Assistance may include, but need not be limited to, modification
of work sites. For purposes of this subsection, work site
modification may include engineering design work and occupational
health consulting services. Factors to be considered by the
director in determining the extent of assistance must include but
need not be limited to   { - the financial stability and solvency
of employers, - }  the employer's record of returning injured
workers to the workplace and the cost-effectiveness of
modifications.  Assistance may be provided in the form of grants
and matching contributions from employers for funds.
  (3) In order to encourage the employment of individuals who
have incurred compensable injuries that result in disability
which may be a substantial obstacle to employment, the director
may provide, to eligible injured workers and to employers who
employ them, assistance from the Workers' Benefit Fund in such
manner and amount as the director considers appropriate.
  (4)(a) In addition to such assistance as the director may
provide under this section, the director shall provide
reimbursement to self-insured employers or to the insurers of
employers who hire preferred workers for the claim costs incurred
for injuries to those workers during the first three years from
the date of hire, as follows:
  (A) The claim costs of injuries incurred by those workers.
  (B) Reasonable claims administration costs.
  (b) A worker may not waive eligibility for preferred worker
status in the claim by agreement pursuant to ORS 656.236.
  (5)(a) In addition to such assistance as the Director of the
Department of Consumer and Business Services may provide under
subsection (3) of this section, the director shall provide to
participating self-insured employers and the insurers of
participating employers reimbursement of reasonable program
administration costs.
  (b) As used in this subsection, 'participating employer' or '
participating self-insured employer' means an employer
participating in any program funded through the Reemployment
Assistance Program.
  (6) Notwithstanding any other provision of law, determinations
by the director regarding assistance pursuant to this section are
not subject to review by any court or other administrative body.
  (7) The Reemployment Assistance Program shall be funded with
moneys collected as provided in ORS 656.506.

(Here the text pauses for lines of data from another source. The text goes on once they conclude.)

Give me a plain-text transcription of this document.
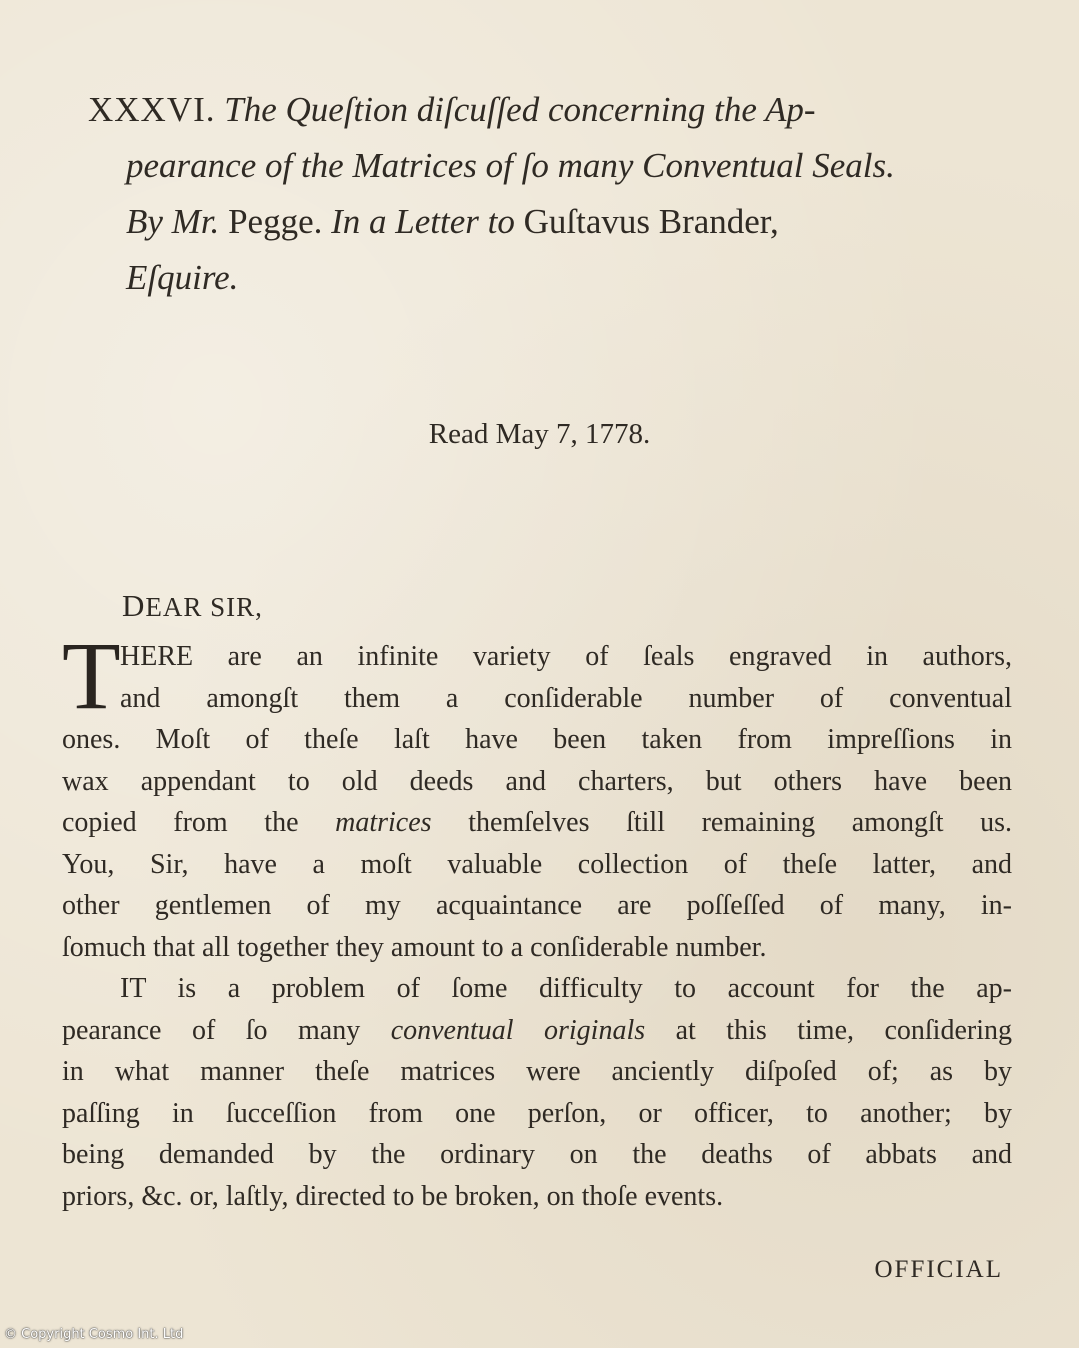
XXXVI. The Queſtion diſcuſſed concerning the Ap-
pearance of the Matrices of ſo many Conventual Seals.
By Mr. Pegge. In a Letter to Guſtavus Brander,
Eſquire.
Read May 7, 1778.
DEAR SIR,
T HERE are an infinite variety of ſeals engraved in authors,
and amongſt them a conſiderable number of conventual
ones. Moſt of theſe laſt have been taken from impreſſions in
wax appendant to old deeds and charters, but others have been
copied from the matrices themſelves ſtill remaining amongſt us.
You, Sir, have a moſt valuable collection of theſe latter, and
other gentlemen of my acquaintance are poſſeſſed of many, in-
ſomuch that all together they amount to a conſiderable number.
IT is a problem of ſome difficulty to account for the ap-
pearance of ſo many conventual originals at this time, conſidering
in what manner theſe matrices were anciently diſpoſed of; as by
paſſing in ſucceſſion from one perſon, or officer, to another; by
being demanded by the ordinary on the deaths of abbats and
priors, &c. or, laſtly, directed to be broken, on thoſe events.
OFFICIAL
© Copyright Cosmo Int. Ltd
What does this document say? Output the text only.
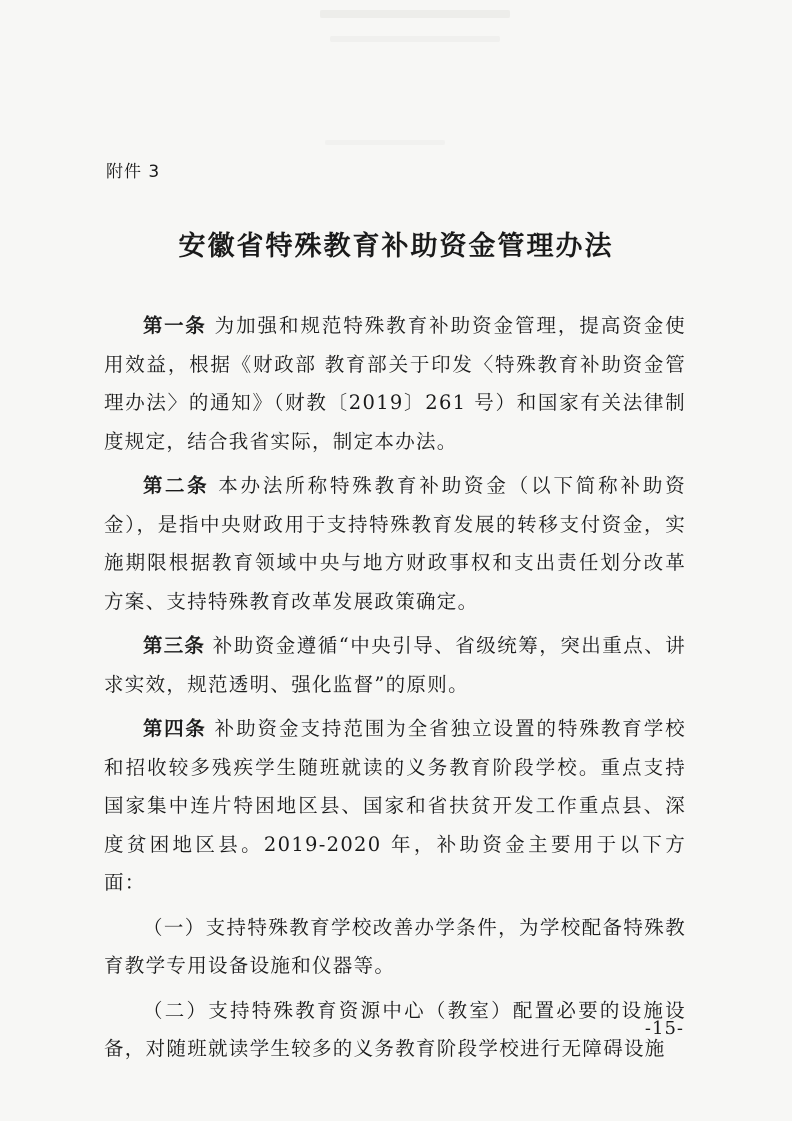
附件 3
安徽省特殊教育补助资金管理办法

第一条 为加强和规范特殊教育补助资金管理，提高资金使用效益，根据《财政部 教育部关于印发〈特殊教育补助资金管理办法〉的通知》（财教〔2019〕261 号）和国家有关法律制度规定，结合我省实际，制定本办法。

第二条 本办法所称特殊教育补助资金（以下简称补助资金），是指中央财政用于支持特殊教育发展的转移支付资金，实施期限根据教育领域中央与地方财政事权和支出责任划分改革方案、支持特殊教育改革发展政策确定。

第三条 补助资金遵循“中央引导、省级统筹，突出重点、讲求实效，规范透明、强化监督”的原则。

第四条 补助资金支持范围为全省独立设置的特殊教育学校和招收较多残疾学生随班就读的义务教育阶段学校。重点支持国家集中连片特困地区县、国家和省扶贫开发工作重点县、深度贫困地区县。2019-2020 年，补助资金主要用于以下方面：

（一）支持特殊教育学校改善办学条件，为学校配备特殊教育教学专用设备设施和仪器等。

（二）支持特殊教育资源中心（教室）配置必要的设施设备，对随班就读学生较多的义务教育阶段学校进行无障碍设施

-15-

  (8) Any assistance from the Reemployment Assistance Program
shall be to the extent of the moneys available in the Workers'
Benefit Fund, for the purpose of the program as determined by the
director.
  (9) The director may make such rules as may be required to
establish, regulate, manage and disburse moneys in the Workers'
Benefit Fund in accordance with the intent of this section. Such
rules shall include, but are not limited to, the eligibility
criteria to receive assistance under this section and the
issuance of identity cards to preferred workers to assist
employers in the administration of the program.
 
  (10)  { + If claim cost reimbursement is requested under
subsection (4) of this section, + } claims costs incurred as a
result of an injury sustained by a preferred worker during the
three years after that worker is hired shall not be included in
any data used for ratemaking or individual employer rating or
dividend calculations by an insurer, a rating organization
licensed pursuant to ORS chapter 737, the State Accident
Insurance Fund Corporation or the Department of Consumer and
Business Services.  Neither insurance premiums nor premium
assessments under this chapter are payable for preferred
workers { +  during the first three years from the date of
hire + }.
  (11) Any moneys from the Workers' Benefit Fund reimbursed to an
agency for costs incurred in reemploying injured state workers in
the manner described in ORS 659A.052 or in providing wage
subsidies for the reemployment of injured state workers shall be
outside the biennial expenditure limitation imposed on the agency
by the Legislative Assembly and shall be available for
expenditure by the agency as a continuous appropriation.
  (12) As used in this section, 'preferred worker' means a worker
who, because of a permanent disability resulting from a
compensable injury or occupational disease, is unable to return
to the worker's regular employment, whether or not an order has
been issued awarding permanent disability.